Figure 1 summarizes our hypothesis that exercise-induced normalization of tumor microvasculature, hypoxia, and metabolism promotes competent cytotoxic immune cell infiltration into tumors.
Modulation of the Tumor Microenvironment by Exercise
Immune cell trafficking into tumors
Aberrant tumor vasculature downregulates endothelial adhesion molecules, which impairs leukocyte entry into tumors (23, 24). The normalization of tumor vasculature increases endothelial cell adhesion molecule expression, facilitating leukocyte entry into tumor parenchyma (25, 26). In murine tumor models, the combination of anti–PD-L1 and vascular endothelial growth factor (VEGF) blockade increased the density of high endothelial venules and caused a 3- to 10-fold increase in tumor-infiltrating T and B lymphocytes (26). Vascular normalization of tumors also occurs following exercise in murine models of cancer (12, 16). Therefore, exercise-induced normalization of tumor vasculature may increase endothelial adhesion molecule expression and promote immune cell infiltration into tumors.
The effect of exercise on immunity toward infection
Many recent reviews have highlighted the role of exercise in maintaining a healthy immune system and controlling infections and chronic inflammation-associated disease (11), including cancer (9, 10, 27, 28). Moderate exercise in mice (20–30 minutes/day of treadmill running) increased the survival rate by 2-fold following influenza infection compared with inactivity. In contrast, intense exercise (2.5 hours/day of treadmill running) increased morbidity (29). Epidemiologic human studies support moderate exercise as more beneficial to immune function than intense exercise (30). Women who walked briskly for 45 minutes 5 days/week had reduced duration of upper respiratory tract infection (URTI) symptoms compared with sedentary counterparts (5.1 days vs. 10.8; ref. 31). However, marathon runners who averaged >96 km/week had 2-fold higher odds of URTI compared with runners who averaged 32 km/week (32). Results such as those led to an “open-window” hypothesis: following vigorous exercise, an individual is transiently immunosuppressed (33). A recent review by Campbell and Turner argues that acute/vigorous exercise is not immunosuppressive; in the long run, exercise improves immune cell function, and exercise-induced immune cell redistribution is beneficial (27). This hypothesis is coined the “acute stress” or “exercise immune-enhancement” (27, 34).

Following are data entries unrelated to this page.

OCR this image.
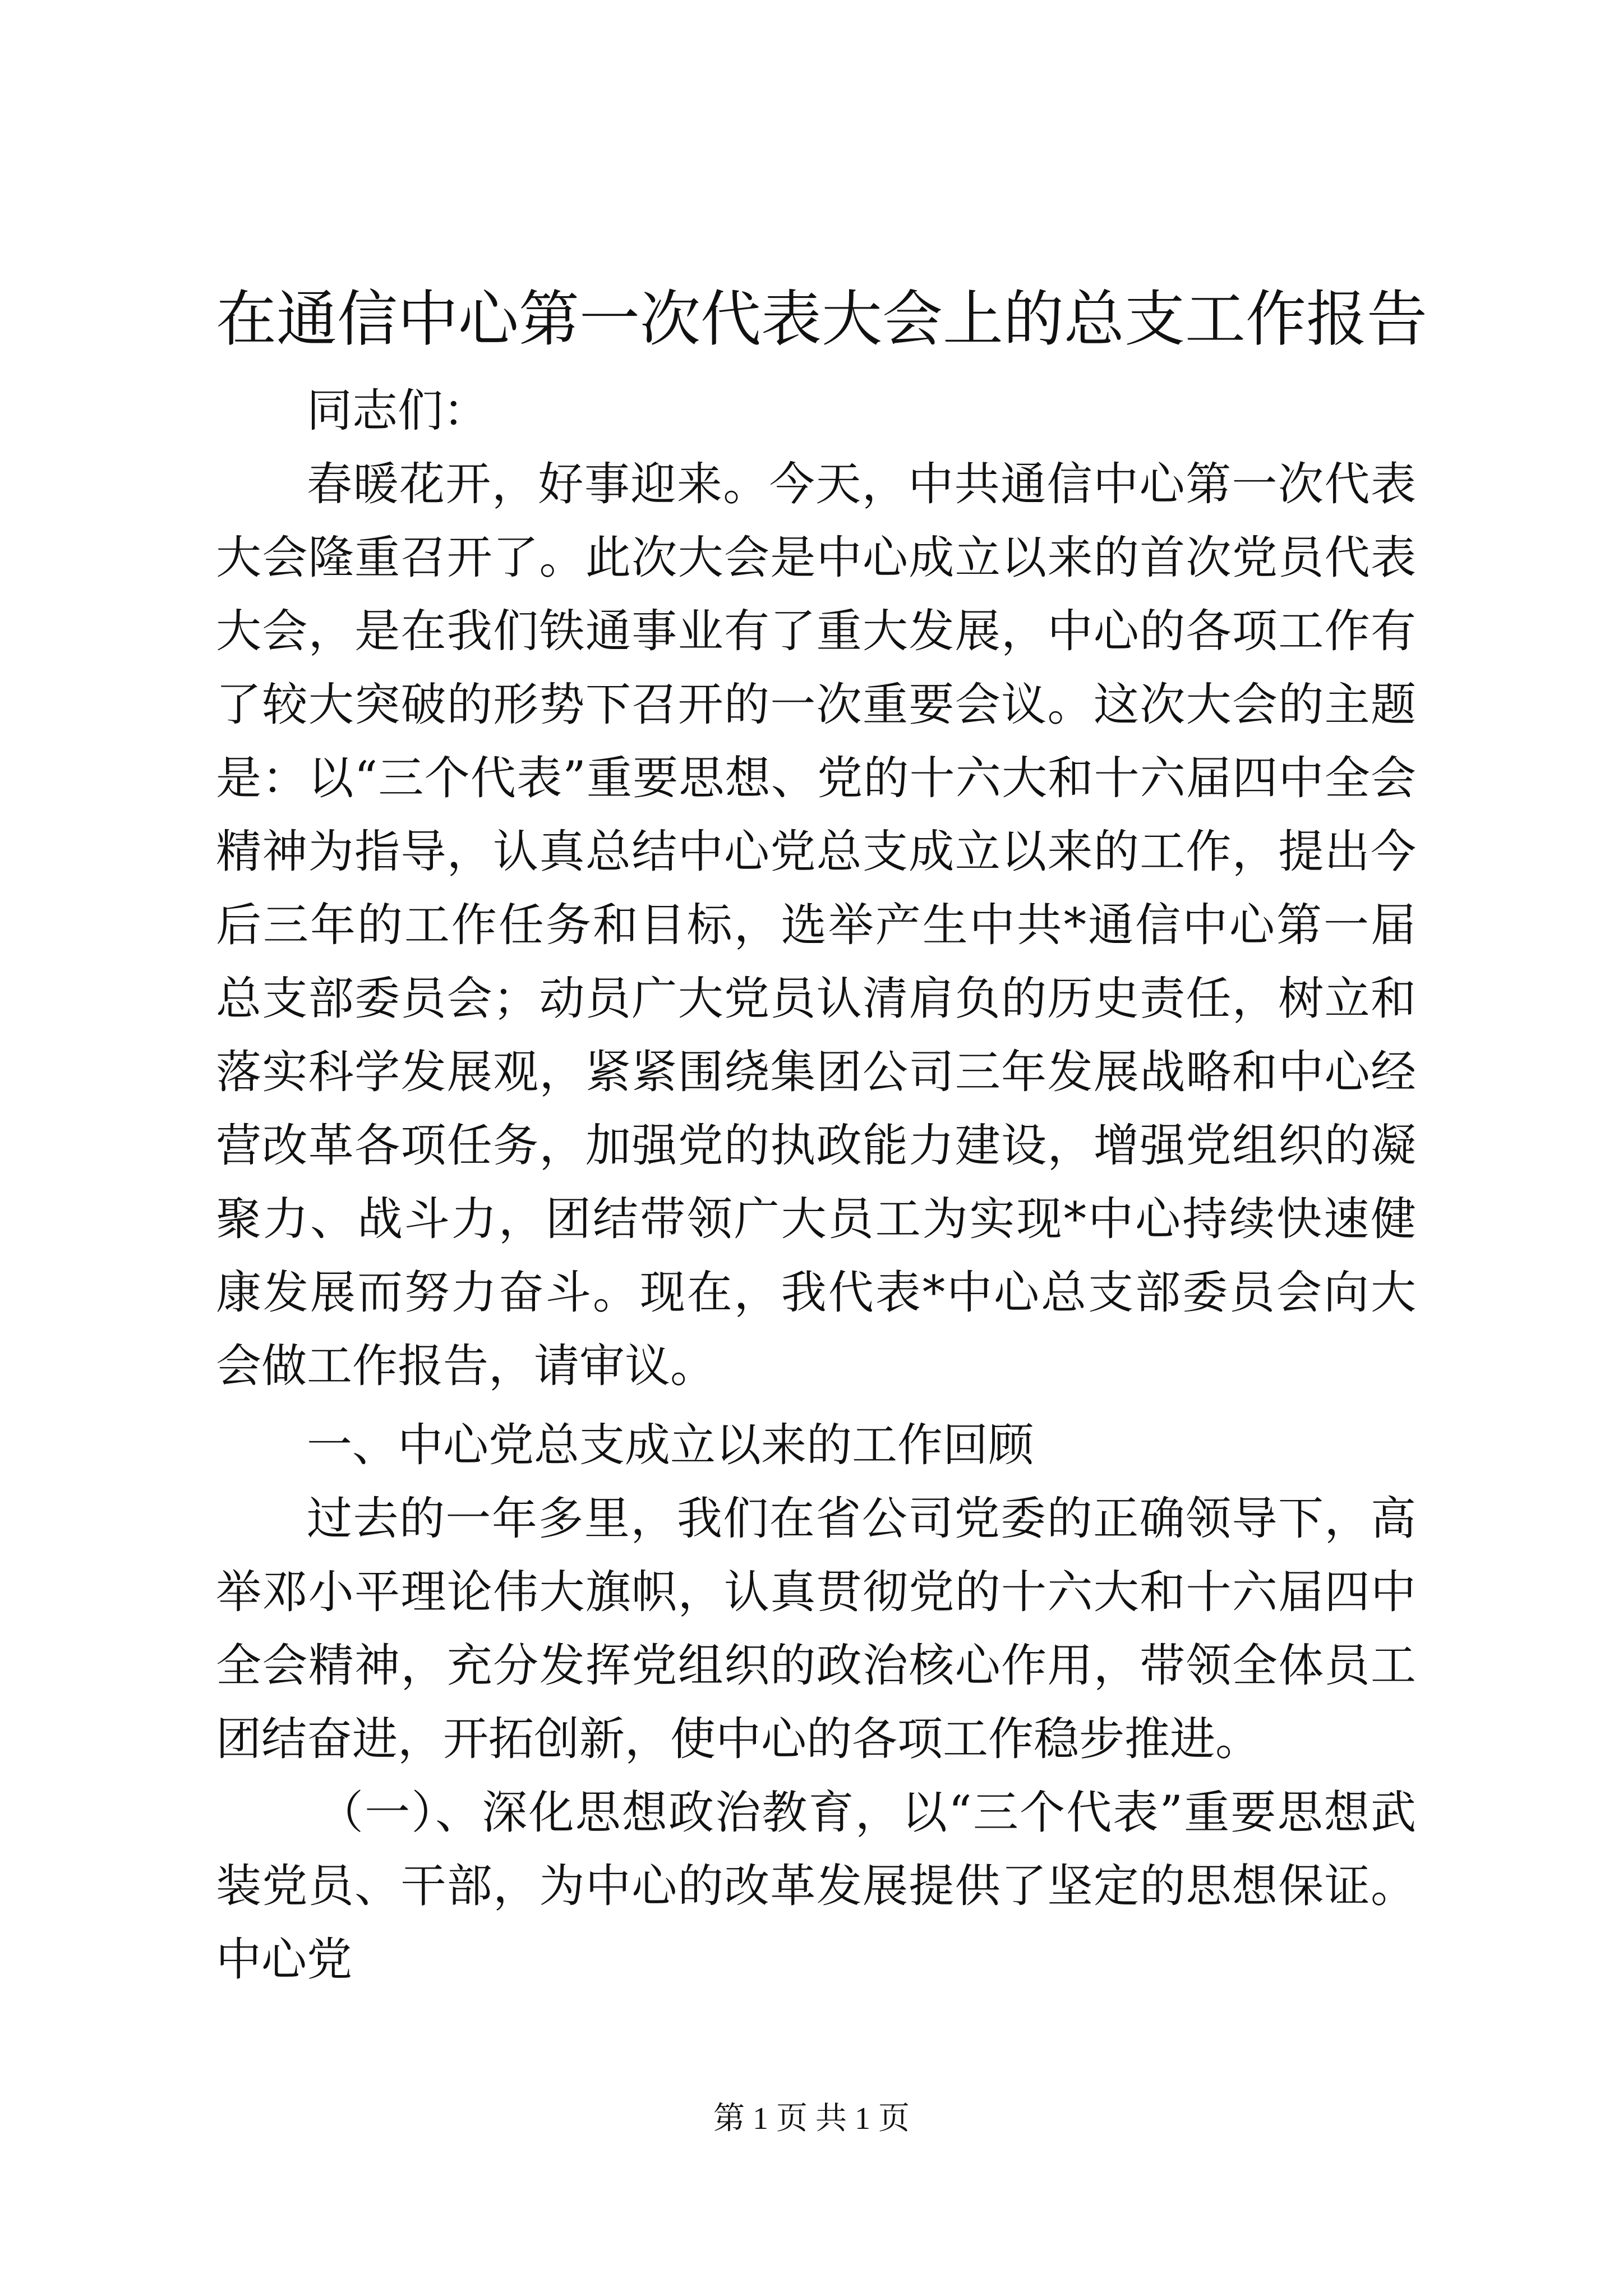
在通信中心第一次代表大会上的总支工作报告

同志们：

春暖花开，好事迎来。今天，中共通信中心第一次代表大会隆重召开了。此次大会是中心成立以来的首次党员代表大会，是在我们铁通事业有了重大发展，中心的各项工作有了较大突破的形势下召开的一次重要会议。这次大会的主题是：以“三个代表”重要思想、党的十六大和十六届四中全会精神为指导，认真总结中心党总支成立以来的工作，提出今后三年的工作任务和目标，选举产生中共*通信中心第一届总支部委员会；动员广大党员认清肩负的历史责任，树立和落实科学发展观，紧紧围绕集团公司三年发展战略和中心经营改革各项任务，加强党的执政能力建设，增强党组织的凝聚力、战斗力，团结带领广大员工为实现*中心持续快速健康发展而努力奋斗。现在，我代表*中心总支部委员会向大会做工作报告，请审议。

一、中心党总支成立以来的工作回顾

过去的一年多里，我们在省公司党委的正确领导下，高举邓小平理论伟大旗帜，认真贯彻党的十六大和十六届四中全会精神，充分发挥党组织的政治核心作用，带领全体员工团结奋进，开拓创新，使中心的各项工作稳步推进。

（一）、深化思想政治教育，以“三个代表”重要思想武装党员、干部，为中心的改革发展提供了坚定的思想保证。中心党

第 1 页 共 1 页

Exercise and the innate immune system
Exercise studies reported increased natural killer (NK) cell and macrophage reactivity against tumors. NK cells directly kill tumor cells via a perforin-dependent mechanism (35, 36). Subsets of NK cells are also involved in cross-talk with dendritic cells (37). This cross-talk can enhance antigen presentation and downstream effector cell responses (38–41). Pedersen and colleagues demonstrated that voluntary wheel running halved tumor incidence compared with sedentary controls in mice with diethylnitroasmine-induced liver tumors (42). Further, exercise prior to melanoma implantation in mice exhibited a 6-fold increase in NK cell infiltration into primary tumors, reduced tumor growth rate (by 60%), and halved the number of lung metastases compared with sedentary controls (42). Activity of adrenergic receptors on immune cells was key to the stimulation of NK cell activity; beta-blockers inhibited the activation of NK cells associated with exercise (42).

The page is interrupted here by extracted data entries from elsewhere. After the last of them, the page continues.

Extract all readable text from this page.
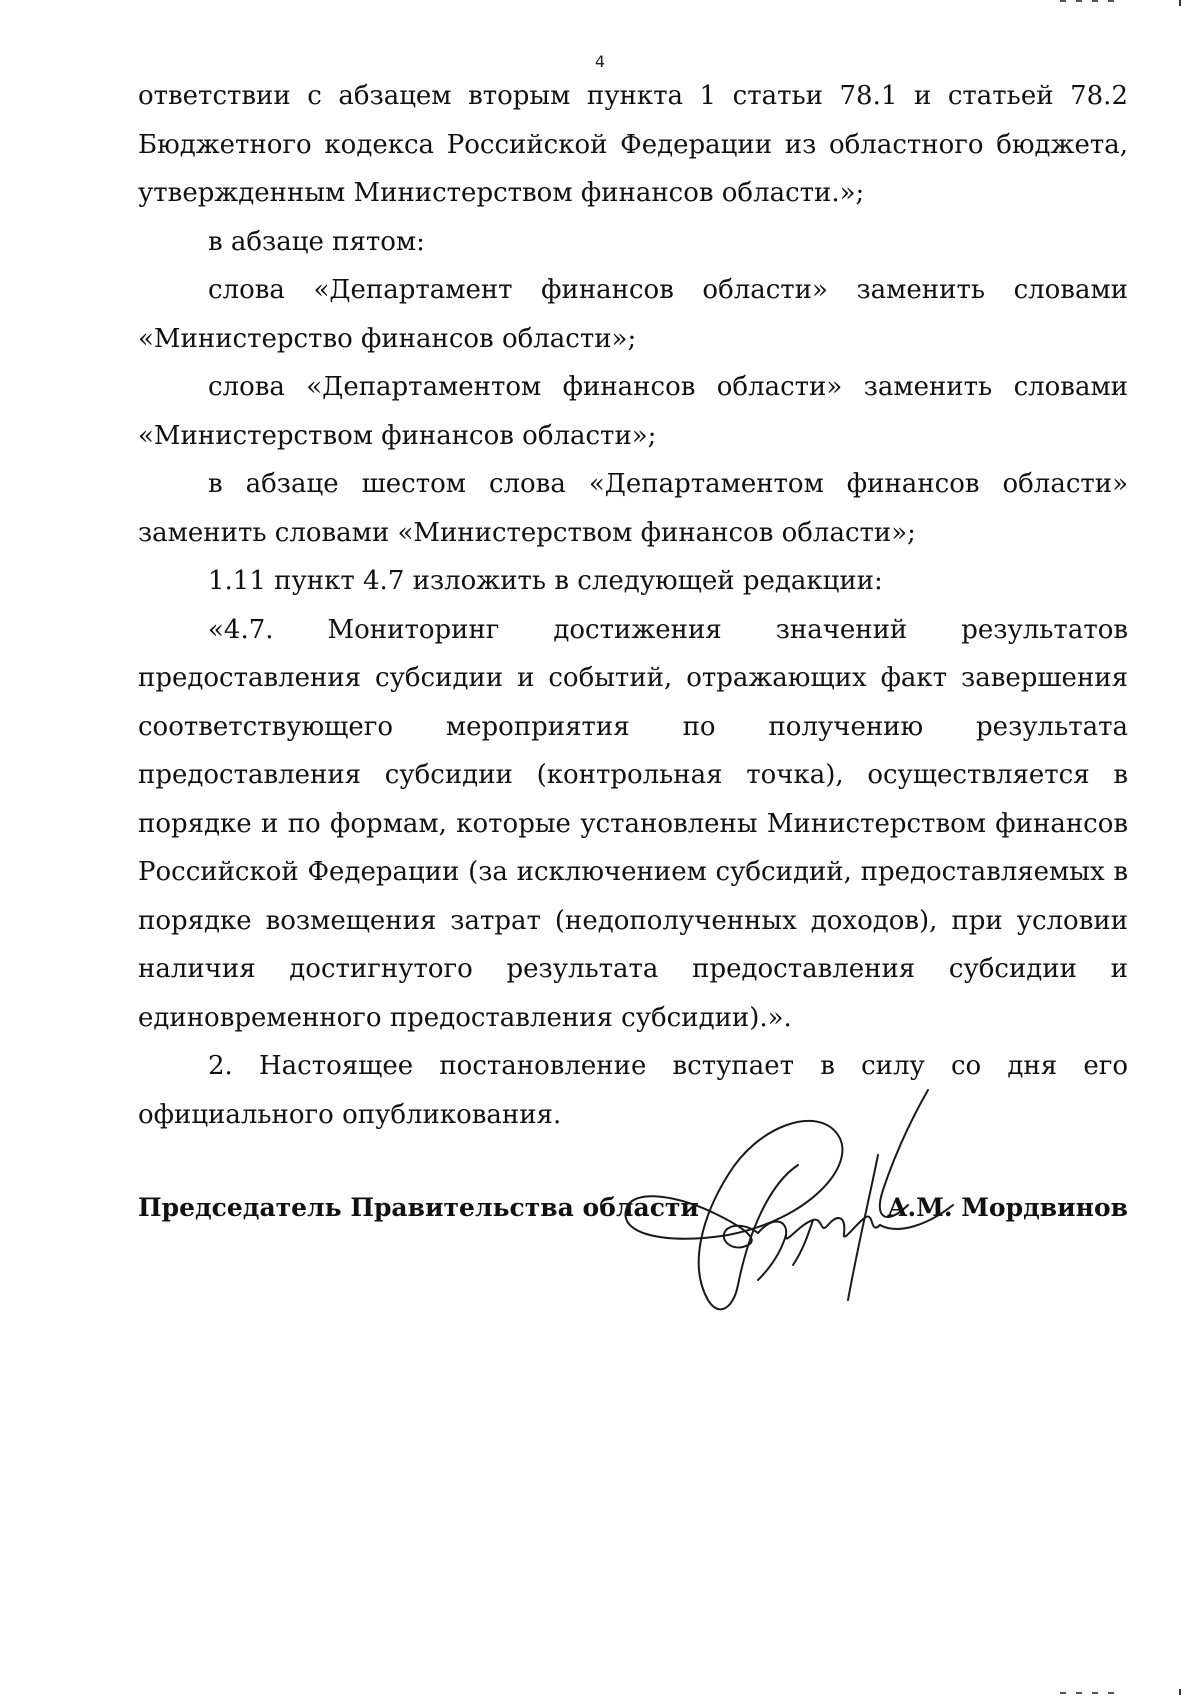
4

ответствии с абзацем вторым пункта 1 статьи 78.1 и статьей 78.2 Бюджетного кодекса Российской Федерации из областного бюджета, утвержденным Министерством финансов области.»;

в абзаце пятом:

слова «Департамент финансов области» заменить словами «Министерство финансов области»;

слова «Департаментом финансов области» заменить словами «Министерством финансов области»;

в абзаце шестом слова «Департаментом финансов области» заменить словами «Министерством финансов области»;

1.11 пункт 4.7 изложить в следующей редакции:

«4.7. Мониторинг достижения значений результатов предоставления субсидии и событий, отражающих факт завершения соответствующего мероприятия по получению результата предоставления субсидии (контрольная точка), осуществляется в порядке и по формам, которые установлены Министерством финансов Российской Федерации (за исключением субсидий, предоставляемых в порядке возмещения затрат (недополученных доходов), при условии наличия достигнутого результата предоставления субсидии и единовременного предоставления субсидии).».

2. Настоящее постановление вступает в силу со дня его официального опубликования.

Председатель Правительства области	А.М. Мордвинов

Tumor-associated macrophages (TAM) also contribute to innate antitumor immunity (43). Antitumor/M1 macrophages secrete proinflammatory cytokines (i.e., IFNγ and IL12), which support NK cell activation and Th1 T-cell immunity. However, in advanced cancer, TAMs differentiate to a protumor/M2 phenotype and secrete immunosuppressive cytokines such as IL10 (44).

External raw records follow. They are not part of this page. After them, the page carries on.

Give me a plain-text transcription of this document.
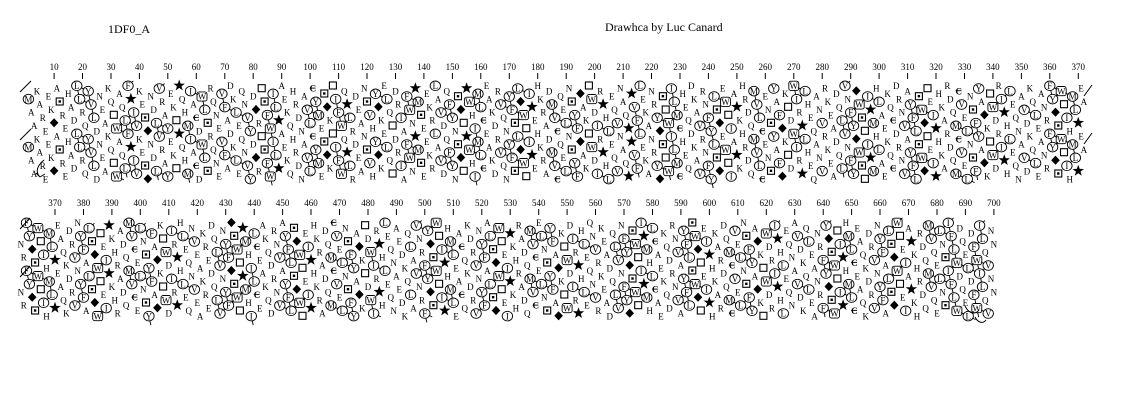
1DF0_A	Drawhca by Luc Canard
10 20 30 40 50 60 70 80 90 100 110 120 130 140 150 160 170 180 190 200 210 220 230 240 250 260 270 280 290 300 310 320 330 340 350 360 370
M
M
A
A
A
A
K
K
A
A
R
R
E
E
E
E
K
K
A
A
R
R
E
E
H
H
A
A
D
D
L
L
L
L
R
R
Q
Q
Y
Y
V
V
L
L
D
D
N
N
E
E
A
A
K
K
Q
Q
W
W
A
A
Q
Q
L
L
F
F
I
I
V
V
K
K
E
E
N
N
D
D
L
L
V
V
R
R
A
A
Y
Y
E
E
K
K
Q
Q
H
H
M
M
I
I
A
A
C
C
D
D
W
W
L
L
R
R
Q
Q
N
N
E
E
V
V
F
F
A
A
D
D
K
K
L
L
E
E
Q
Q
N
N
V
V
Y
Y
D
D
R
R
F
F
W
W
I
I
L
L
A
A
E
E
K
K
Q
Q
H
H
R
R
D
D
N
N
A
A
V
V
L
L
C
C
Y
Y
M
M
E
E
K
K
I
I
F
F
W
W
Q
Q
L
L
R
R
D
D
E
E
A
A
N
N
V
V
H
H
Y
Y
K
K
E
E
L
L
Q
Q
D
D
R
R
I
I
A
A
F
F
W
W
N
N
M
M
E
E
E
E
K
K
R
R
L
L
A
A
V
V
D
D
Q
Q
F
F
Y
Y
N
N
W
W
H
H
I
I
M
M
L
L
C
C
E
E
A
A
K
K
D
D
R
R
V
V
Q
Q
N
N
Y
Y
F
F
L
L
W
W
I
I
E
E
H
H
K
K
R
R
A
A
D
D
M
M
V
V
C
C
Q
Q
E
E
L
L
N
N
Y
Y
F
F
A
A
K
K
W
W
D
D
I
I
R
R
H
H
L
L
E
E
Q
Q
V
V
N
N
A
A
Q
Q
V
V
F
F
L
L
E
E
K
K
A
A
N
N
R
R
Y
Y
W
W
I
I
L
L
M
M
C
C
H
H
E
E
Q
Q
D
D
K
K
A
A
V
V
R
R
N
N
F
F
Y
Y
L
L
E
E
W
W
I
I
A
A
K
K
H
H
R
R
D
D
Q
Q
M
M
V
V
L
L
C
C
E
E
N
N
Y
Y
A
A
F
F
K
K
D
D
W
W
I
I
R
R
L
L
H
H
E
E
Q
Q
A
A
N
N
V
V
R
R
K
K
E
E
A
A
D
D
Q
Q
L
L
V
V
N
N
F
F
Y
Y
W
W
I
I
M
M
H
H
L
L
A
A
E
E
K
K
Q
Q
C
C
D
D
R
R
N
N
V
V
A
A
Y
Y
F
F
L
L
W
W
E
E
I
I
H
H
K
K
A
A
R
R
D
D
Q
Q
M
M
C
C
V
V
E
E
L
L
N
N
F
F
Y
Y
A
A
K
K
W
W
D
D
R
R
I
I
H
H
L
L
E
E
Q
Q
N
N
A
A
V
V
D
D
K
K
Q
Q
L
L
E
E
A
A
N
N
R
R
F
F
Y
Y
W
W
I
I
H
H
M
M
L
L
E
E
A
A
370 380 390 400 410 420 430 440 450 460 470 480 490 500 510 520 530 540 550 560 570 580 590 600 610 620 630 640 650 660 670 680 690 700
N
N
R
R
F
F
Y
Y
W
W
I
I
H
H
M
M
L
L
E
E
A
A
Q
Q
K
K
D
D
R
R
V
V
N
N
Y
Y
F
F
A
A
L
L
W
W
E
E
I
I
K
K
H
H
R
R
A
A
D
D
Q
Q
M
M
V
V
C
C
E
E
L
L
N
N
Y
Y
F
F
A
A
K
K
W
W
D
D
I
I
R
R
H
H
L
L
E
E
Q
Q
N
N
V
V
E
E
A
A
K
K
R
R
E
E
D
D
Q
Q
L
L
V
V
N
N
Y
Y
F
F
W
W
M
M
H
H
I
I
L
L
C
C
E
E
A
A
K
K
Q
Q
D
D
R
R
N
N
V
V
A
A
Y
Y
F
F
L
L
W
W
E
E
I
I
H
H
K
K
R
R
A
A
D
D
Q
Q
M
M
C
C
V
V
E
E
L
L
N
N
F
F
Y
Y
A
A
K
K
D
D
W
W
I
I
R
R
H
H
L
L
E
E
Q
Q
N
N
A
A
E
E
D
D
K
K
Q
Q
L
L
A
A
V
V
N
N
R
R
F
F
Y
Y
W
W
I
I
H
H
M
M
L
L
E
E
A
A
C
C
Q
Q
K
K
D
D
R
R
V
V
N
N
Y
Y
F
F
A
A
L
L
W
W
E
E
I
I
K
K
H
H
R
R
A
A
D
D
Q
Q
M
M
V
V
C
C
E
E
L
L
N
N
Y
Y
F
F
A
A
K
K
W
W
D
D
I
I
R
R
H
H
L
L
E
E
Q
Q
N
N
V
V
R
R
K
K
E
E
A
A
D
D
Q
Q
L
L
V
V
N
N
F
F
Y
Y
W
W
I
I
M
M
H
H
L
L
C
C
A
A
E
E
K
K
Q
Q
D
D
R
R
N
N
V
V
A
A
Y
Y
F
F
L
L
W
W
E
E
I
I
H
H
K
K
A
A
R
R
D
D
Q
Q
M
M
C
C
V
V
E
E
L
L
N
N
F
F
Y
Y
A
A
K
K
W
W
D
D
R
R
I
I
H
H
L
L
E
E
Q
Q
N
N
A
A
V
V
D
D
K
K
Q
Q
L
L
E
E
A
A
N
N
R
R
F
F
Y
Y
W
W
I
I
H
H
M
M
L
L
C
C
E
E
A
A
Q
Q
K
K
D
D
R
R
V
V
N
N
Y
Y
F
F
A
A
L
L
W
W
E
E
I
I
A
A
K
K
H
H
R
R
D
D
Q
Q
M
M
V
V
Q
Q
E
E
L
L
N
N
I
I
F
F
L
L
W
W
D
D
Q
Q
E
E
L
L
D
D
F
F
W
W
I
I
L
L
Q
Q
V
V
N
N
N
N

In murine mammary carcinoma models, swimming promoted antitumor/M1 polarization of peritoneal macrophages following lipopolysaccharide (LPS) stimulation, whereas similarly treated macrophages in sedentary controls maintained a protumor/M2 phenotype (44). Additionally, chronic treadmill training increased tumor cell cytolysis by peritoneal macrophages by 50% (45). These data suggest that exercise-mediated shifts in macrophage polarization may increase antitumor function of TAMs.
Exercise and the adaptive immune system
In humans, large increases in the number of circulating low-, medium-, and high-differentiated T cells occur during or shortly after exercise. Exercise intensity increases the relative distribution of low-, medium-, and high-differentiated T cells with main effects seen in medium-differentiated CD4+ T cells and low- and medium-differentiated CD8+ T cells (46). These cells exhibit higher cytokine production and enhanced response to cytomegalovirus. Upon exercise cessation, circulating lymphocyte and NK cell numbers rapidly decline, even to levels below baseline, suggesting that they quickly enter back into tissues (47).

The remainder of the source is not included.